Flusberg & Boroditsky begin with the following important question (pg. 158-159):

On the one hand, there appear to be tight links among perception, action and mental imagery, both in behavior and in the underlying neural circuitry… On the other hand, what often seems to separate our imagination from the everyday world is that it appears free from the constraints imposed by the physical environment. Indeed, people often imagine actions or events that they have never seen or never could experience themselves… to what extent do our experiences with objects in the real world impinge on our ability to represent and manipulate those objects in mental imagery?
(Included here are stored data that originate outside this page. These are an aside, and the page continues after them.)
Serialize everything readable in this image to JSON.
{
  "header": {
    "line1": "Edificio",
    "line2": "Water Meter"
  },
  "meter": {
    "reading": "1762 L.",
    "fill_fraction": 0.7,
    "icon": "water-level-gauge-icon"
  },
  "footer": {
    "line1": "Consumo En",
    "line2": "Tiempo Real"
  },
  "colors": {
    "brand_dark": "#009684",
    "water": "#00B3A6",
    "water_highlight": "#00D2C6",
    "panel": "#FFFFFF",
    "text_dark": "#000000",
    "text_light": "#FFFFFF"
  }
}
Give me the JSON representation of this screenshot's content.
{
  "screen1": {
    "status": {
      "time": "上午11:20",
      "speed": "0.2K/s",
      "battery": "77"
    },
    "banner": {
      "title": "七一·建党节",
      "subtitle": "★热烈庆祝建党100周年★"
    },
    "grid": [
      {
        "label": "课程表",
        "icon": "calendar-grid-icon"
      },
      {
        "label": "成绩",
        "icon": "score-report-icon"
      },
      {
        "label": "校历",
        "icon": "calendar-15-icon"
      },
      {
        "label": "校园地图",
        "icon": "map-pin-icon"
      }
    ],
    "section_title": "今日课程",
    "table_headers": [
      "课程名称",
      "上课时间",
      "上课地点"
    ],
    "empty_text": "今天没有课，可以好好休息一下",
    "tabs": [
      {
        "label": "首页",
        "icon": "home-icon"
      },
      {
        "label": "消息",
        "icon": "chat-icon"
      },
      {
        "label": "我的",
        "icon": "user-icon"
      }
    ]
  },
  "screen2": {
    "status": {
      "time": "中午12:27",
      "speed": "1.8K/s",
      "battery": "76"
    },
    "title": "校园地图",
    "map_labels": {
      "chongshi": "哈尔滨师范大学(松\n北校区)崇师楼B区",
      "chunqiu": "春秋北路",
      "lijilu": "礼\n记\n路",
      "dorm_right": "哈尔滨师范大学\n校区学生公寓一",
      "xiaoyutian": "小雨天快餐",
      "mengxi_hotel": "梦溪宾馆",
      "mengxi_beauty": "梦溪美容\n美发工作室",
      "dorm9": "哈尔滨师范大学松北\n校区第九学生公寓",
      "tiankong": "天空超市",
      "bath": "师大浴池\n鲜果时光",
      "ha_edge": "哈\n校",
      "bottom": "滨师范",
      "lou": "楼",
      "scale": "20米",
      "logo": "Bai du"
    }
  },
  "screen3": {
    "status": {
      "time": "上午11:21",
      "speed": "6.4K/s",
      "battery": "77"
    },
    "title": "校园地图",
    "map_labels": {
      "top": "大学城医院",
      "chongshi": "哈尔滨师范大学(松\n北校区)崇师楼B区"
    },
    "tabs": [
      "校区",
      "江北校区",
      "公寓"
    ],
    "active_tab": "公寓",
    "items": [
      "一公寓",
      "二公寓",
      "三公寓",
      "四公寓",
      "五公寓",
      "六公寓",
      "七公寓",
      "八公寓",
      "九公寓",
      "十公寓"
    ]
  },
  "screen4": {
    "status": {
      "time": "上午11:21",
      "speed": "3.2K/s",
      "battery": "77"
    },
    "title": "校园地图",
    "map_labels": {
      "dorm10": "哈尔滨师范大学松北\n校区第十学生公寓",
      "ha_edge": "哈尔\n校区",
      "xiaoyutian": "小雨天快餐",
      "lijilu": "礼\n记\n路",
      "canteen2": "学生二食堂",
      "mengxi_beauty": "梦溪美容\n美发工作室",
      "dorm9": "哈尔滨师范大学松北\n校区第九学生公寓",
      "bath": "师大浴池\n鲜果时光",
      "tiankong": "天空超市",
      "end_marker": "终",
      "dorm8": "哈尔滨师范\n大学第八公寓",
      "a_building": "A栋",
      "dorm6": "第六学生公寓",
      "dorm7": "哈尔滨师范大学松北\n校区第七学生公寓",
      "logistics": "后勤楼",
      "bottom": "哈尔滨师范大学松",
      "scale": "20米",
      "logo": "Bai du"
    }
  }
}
To get at this question, they perform the classic mental rotation task but prime participants first by having them physically rotate the objects. The key manipulation was that some of the objects were more difficult to physically rotate than the others (denoted by color). Flusberg & Boroditsky found that participants had longer response times when using motor imagery after performing the physical rotations (whereas there was no effect when using visual imagery), and also that there was an effect of the angle of rotation on the difficulty of rotation (i.e. the slope for the more difficult objects was higher than that for the less difficult objects, which is what would be expected from manually performing the rotations). However, they only saw this effect after excluding some of the participants post-hoc.

Takeaways

I think this is a cool study, though I would have liked to see a more in depth evaluation—for example, more angles of rotation, and more than two levels of difficulty. I also think it would have been better to have participants do the mental rotation task on entirely different objects than the ones they physically rotated, because it’s not clear to me whether they measured an effect of prior knowledge (i.e. abstract knowledge about the difficulty of manipulating the object) or an effect of prior experience (i.e. they are just replaying an experience they had). I would be inclined to believe they actually are measuring prior knowledge (as they claim), but I would like to know for sure.

Methodology aside, the fact that there is a difference between motor imagery and visual imagery is quite interesting. I want to know why this difference exists, though; I’m not convinced there is actually a hard line that can be drawn between the two. Typically, tasks like mental rotation do still involve some amount of motor activation in the brain, meaning that motor imagery isn’t entirely separate from visual imagery. Perhaps the distinction shouldn’t be between motor/visual, but just based on the mechanism by which the object is moving (or, put another way, how the simulated scene is constructed). If you are asked to imagine moving it yourself, then it makes sense that you would imagine what the effects of your motor actions are. If you are asked to imagine the object itself moving, then it perhaps you are imagining (for example) the object sitting on a rotating disk. It would be interesting to try to come up with a task that would require the “visual imagery” condition to still engage in some sort of motor imagery, but motor imager that is irrelevant to how difficult the object is to move. Would that cause an effect of difficulty to appear in the visual imagery condition? I hypothesize that it wouldn’t, which would imply that the distinction isn’t between motor and visual imagery but in terms of how the simulation is constructed, somehow.